Das Mikroskop hat noch eine andere wissenschaftliche Frage aufgerollt, die Frage von der „Urzeugung“: woher kommen die Zellen, woher die in dem Tropfen Regenwasser wimmelnden winzigen Wesen? Entstehen sie aus unorganischen Stoffen von selbst, oder muß jeder Zelle eine andere vorausgegangen sein? Der Streit um die Urzeugung führte zu den glänzenden Untersuchungen über die in der Luft enthaltenen Keime, und wenn die Akten über jene Frage noch nicht als gänzlich abgeschlossen betrachtet werden können, so ist wenigstens mit Bestimmtheit erwiesen, daß in allen uns bis jetzt bekannten Fällen jede Zelle die Tochter einer älteren sei, daß es im menschlichen Körper und in dem Wassertropfen keine Urzeugung gebe. Wichtiger als dieser theoretische ist aber der praktische Gewinn aus den mikroskopischen Studien. Sie führten uns zu der näheren Erkenntniß der Bakterien, sie enthüllten uns in einigen derselben die Träger von allerlei Krankheiten und gaben uns Mittel an die Hand, uns zu schützen. Und wenn diese Mittel auch vielfach noch der Vervollkommnung bedürfen, so ist das bisher Erreichte darum doch nicht gering zu schätzen, wir dürfen es vielmehr als eine Bürgschaft für künftige segensreiche Fortschritte betrachten. Welchen Gewinn die Menschheit schon heute von jener Bakterienforschung zieht, das lehrt uns, um nur das Beispiel anzuführen, die antiseptische Wundbehandlung. Blutvergiftung, Hospitalbrand, langwierige Eiterungen und andere schwere Komplikationen, welche früher mit Verwundungen so oft verbunden waren und den Schrecken der Lazarethe bildeten, sie sind heute zu den größten Seltenheiten geworden, seitdem die Aerzte in den Bakterien deren Ursache erkannt und die Krankheitserreger unschädlich zu machen gelernt haben. Es wäre müßig, den Einfluß des Miksroskops auf andere Zweige der Wissenschaft und der Industrie zu erörtern. Jedermann weiß ja, wie unentbehrlich dieses Instrument im Laufe der Zeit geworden ist. Es entlarvt die Fälscher und spielt vor dem Richterstuhl eine bedeutende Rolle; wie oft wurde mit Hilfe des Mikroskops ein scheinbar unbedeutender Fleck, ein einziges Härchen zum Schuldbeweis gegen den Verbrecher!

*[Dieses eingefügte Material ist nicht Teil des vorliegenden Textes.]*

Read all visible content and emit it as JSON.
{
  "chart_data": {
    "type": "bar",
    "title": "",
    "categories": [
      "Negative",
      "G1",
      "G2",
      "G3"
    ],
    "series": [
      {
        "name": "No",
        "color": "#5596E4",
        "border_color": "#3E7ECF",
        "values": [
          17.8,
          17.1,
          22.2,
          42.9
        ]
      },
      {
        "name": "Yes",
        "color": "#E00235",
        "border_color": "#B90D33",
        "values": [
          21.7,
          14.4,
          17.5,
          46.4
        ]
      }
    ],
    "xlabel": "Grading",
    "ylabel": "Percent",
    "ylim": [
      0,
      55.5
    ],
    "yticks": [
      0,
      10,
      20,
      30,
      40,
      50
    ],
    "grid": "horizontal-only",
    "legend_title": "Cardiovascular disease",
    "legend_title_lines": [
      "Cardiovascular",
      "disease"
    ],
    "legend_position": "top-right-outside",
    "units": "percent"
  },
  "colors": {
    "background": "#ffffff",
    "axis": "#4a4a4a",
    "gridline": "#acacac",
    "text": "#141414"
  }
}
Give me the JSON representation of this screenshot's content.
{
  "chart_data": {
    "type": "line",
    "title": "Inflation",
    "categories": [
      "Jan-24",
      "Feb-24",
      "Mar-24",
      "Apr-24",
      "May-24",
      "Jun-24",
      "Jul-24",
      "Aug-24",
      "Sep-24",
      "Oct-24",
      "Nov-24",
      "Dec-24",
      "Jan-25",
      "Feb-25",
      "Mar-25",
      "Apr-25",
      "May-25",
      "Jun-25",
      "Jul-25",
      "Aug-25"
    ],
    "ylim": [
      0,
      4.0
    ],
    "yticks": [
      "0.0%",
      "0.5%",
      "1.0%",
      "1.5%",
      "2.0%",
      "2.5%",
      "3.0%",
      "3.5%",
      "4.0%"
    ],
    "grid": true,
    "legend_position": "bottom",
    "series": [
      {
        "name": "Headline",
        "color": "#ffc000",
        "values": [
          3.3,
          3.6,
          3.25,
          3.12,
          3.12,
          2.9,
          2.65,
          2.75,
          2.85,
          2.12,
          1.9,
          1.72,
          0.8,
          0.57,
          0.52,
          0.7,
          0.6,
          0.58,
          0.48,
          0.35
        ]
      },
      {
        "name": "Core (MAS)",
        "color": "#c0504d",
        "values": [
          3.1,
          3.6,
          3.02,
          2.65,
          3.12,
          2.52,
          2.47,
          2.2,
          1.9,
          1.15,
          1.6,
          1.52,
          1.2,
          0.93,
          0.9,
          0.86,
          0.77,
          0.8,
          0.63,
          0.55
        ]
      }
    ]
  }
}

Diese großartigen Erfolge verdanken wir aber auch der rastlosen Thätigkeit der Optiker und Mechaniker, die das früher so unhandliche und unzuverlässige Instrument auf eine Stufe hoher Vollkommenheit gebracht haben. Wie wir schon erwähnt haben, hielt man früher diejenigen Mikroskope für die besten, welche am stärksten vergrößerten. Heute wissen wir längst, daß die Güte eines Mikroskops keineswegs allein in dessen vergrößernder Kraft liegt; es kommt vor allem auf die Klarheit des Bildes an. Die neueren Instrumente mit verbesserten Linsen, die nur zweihundert- bis dreihundertmal vergrößern, zeigen daher viel mehr Einzelheiten als die älteren mit einer 600 bis 700fachen Vergrößerungskraft. „Ein gutes Instrument,“ sagt Vogel, „muß scharf umrissene Bilder zeigen; der Gegenstand, den man beobachtet, muß wie in Kupfer gestochen aussehen und einen eleganten Anblick darbieten.“

Ursprünglich pflegte man die Güte des Mikroskops an der Betrachtung des Flohs zu prüfen. In der ersten Hälfte unseres Jahrhunderts wurden als Prüfungsgegenstände verschiedene Haare oder Schmetterlingsschuppen genommen. Heute greift man zu noch feineren Zeichnungen der Natur, wie sie z. B. in dem Kieselpanzer der Diatomeen zu entdecken sind. Sehr leistungsfähige Instrumente zeigen auf demselben ein System in die Länge gezogener sechseckiger Feldchen. Von der Kleinheit dieser Objekte können wir uns kaum eine Vorstellung machen; denn von diesen feinen Längslinien gehen 3200 auf den Raum eines Millimeters!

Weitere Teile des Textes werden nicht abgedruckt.